Every ounce of unique skill is needed when tons are involved. The crane’s capacity is 17.6, though when the trolley moves along the jib to the farthest pick at street level, the load can’t exceed 9,000 pounds.

But operators don’t work alone. They rely on help, especially when lowering their loads blindly into tight spots. Riggers on the ground radio instructions, guiding lifts, and through teamwork jobs get done smoothly and safely.

“These guys have started on small machines and worked their way up to these (cranes), but every crane on a job site requires constant attention and discipline, communication with those around you and qualified individuals on the ground directing you,” Gunnett said.

“There is never an easy day or job when you’re swinging materials around people. These guys have respect for what it is they are in charge of, and the guys on the ground trust them.”
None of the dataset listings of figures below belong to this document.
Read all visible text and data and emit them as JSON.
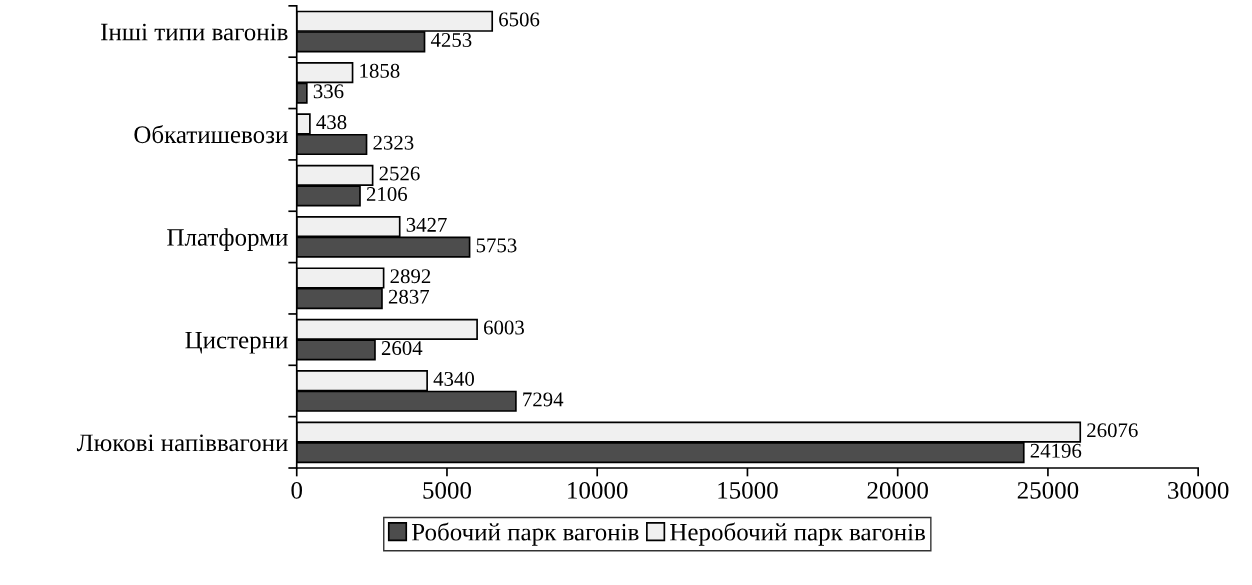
{
  "chart_data": {
    "type": "bar",
    "orientation": "horizontal",
    "categories": [
      "Інші типи вагонів",
      null,
      "Обкатишевози",
      null,
      "Платформи",
      null,
      "Цистерни",
      null,
      "Люкові напіввагони"
    ],
    "series": [
      {
        "name": "Робочий парк вагонів",
        "color": "#4d4d4d",
        "values": [
          4253,
          336,
          2323,
          2106,
          5753,
          2837,
          2604,
          7294,
          24196
        ]
      },
      {
        "name": "Неробочий парк вагонів",
        "color": "#f0f0f0",
        "values": [
          6506,
          1858,
          438,
          2526,
          3427,
          2892,
          6003,
          4340,
          26076
        ]
      }
    ],
    "xlim": [
      0,
      30000
    ],
    "xticks": [
      0,
      5000,
      10000,
      15000,
      20000,
      25000,
      30000
    ],
    "data_labels": true,
    "legend": "bottom",
    "grid": false
  }
}
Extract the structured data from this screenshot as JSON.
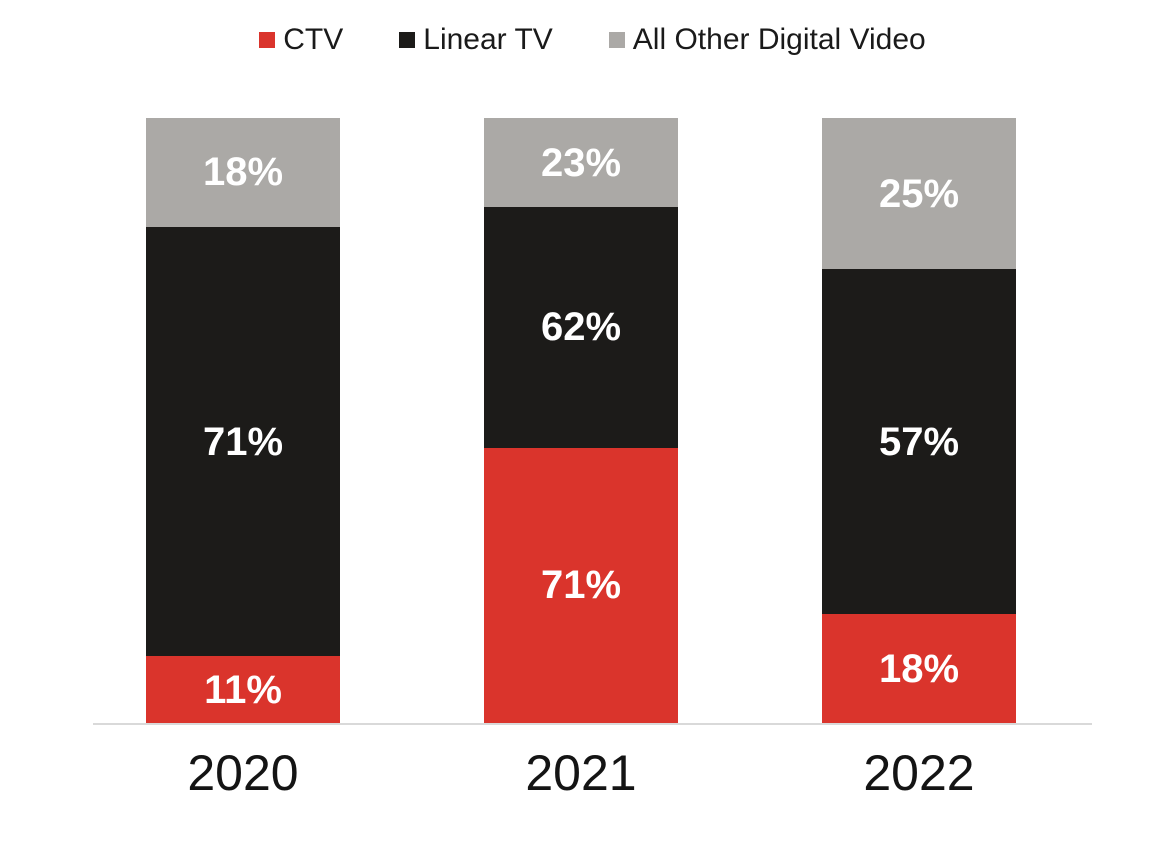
{
  "chart_data": {
    "type": "bar",
    "stacked": true,
    "categories": [
      "2020",
      "2021",
      "2022"
    ],
    "series": [
      {
        "name": "CTV",
        "color": "#da342c",
        "values": [
          11,
          71,
          18
        ]
      },
      {
        "name": "Linear TV",
        "color": "#1c1b19",
        "values": [
          71,
          62,
          57
        ]
      },
      {
        "name": "All Other Digital Video",
        "color": "#aba9a6",
        "values": [
          18,
          23,
          25
        ]
      }
    ],
    "value_suffix": "%",
    "ylim": [
      0,
      100
    ],
    "grid": false,
    "legend_position": "top",
    "axis_line_color": "#d9d9d9",
    "data_label_color": "#ffffff"
  }
}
In general, crane operators are a select bunch, with extensive training and experience behind them. Those atop tower cranes literally take it to a new level: the cream of the crop or, in Gunnett’s words, “a crane operator and then some.”

That’s why he considers himself fortunate to have two keeping a giant turning and a structure rising.

“He’s one of the most critical guys on the job,” Gunnett said. “If he doesn’t come in, I have to bring in the second guy. If he can’t come in, the job shuts down.”

On behalf of all middle-aged Lego fans, please don’t let that happen. We don’t want to miss the show.